Pessimism, confusion, uncertainty of the future, mistrust of the competent institutions of authority – these are the main dominants that may not speak of outright tragedy, but they do speak of the anxious feelings of Nordic inhabitants in the situation when the social state has collapsed and neo-liberalism has come in its stead. I must admit that the project's curators vigilantly react to challenges faced by today's people in this unpredictable and inescapable era of transformation.

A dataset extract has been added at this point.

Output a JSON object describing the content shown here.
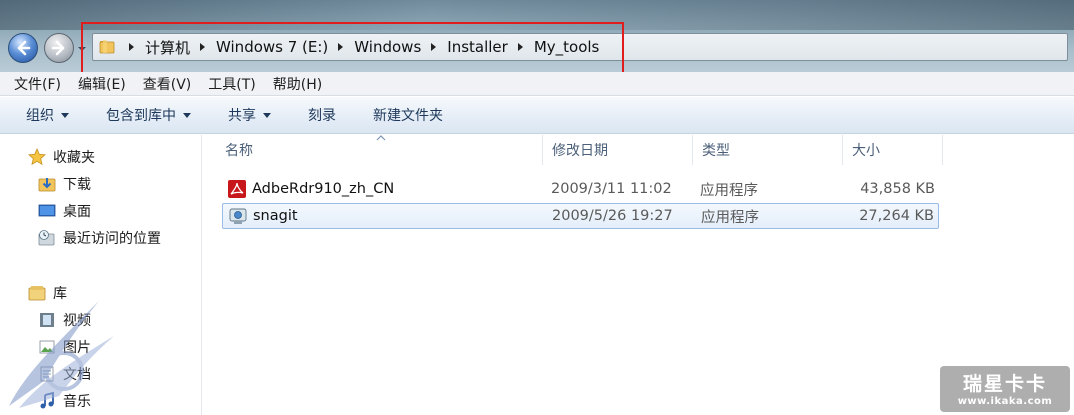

And so, Simon Sheikh asks: “What does the future have in store for a society that is in love with itself and just recently proclaimed itself the happiest country in the world – the Danes? And what does this society expect in a time of global economic changes and the downfall of sovereign nation-countries?” Aura Seikkula sees as the goal of her curatorial work “to ensure a process of criticism and questioning which is not dialectically opposed to an answering process, but affirms truth as the relationship and interaction between thought and reality.” A more dour analysis of the present is offered by the Swedish curator, Power Ekroth, who says, “The “new horizons” of today's Nordic art – that is something like a sober weekday after a fun discotheque”.

It's hard to predict what will be the daily life of art for all of post-industrial civilization in the  explosive 2010's – will it be industrious or full of protest? Happy or sad? To the project, “Nordic Art Today”, which is planned to continue for several more years, I would like to wish the ability to come up with in-depth answers to these as-of-yet unanswered questions. Another important wish – that this project, as it evolves, gives increasingly clear and precise specifics of the social and cultural differences that characterize (and will continue to characterize) today's art in the Northern regions and beyond.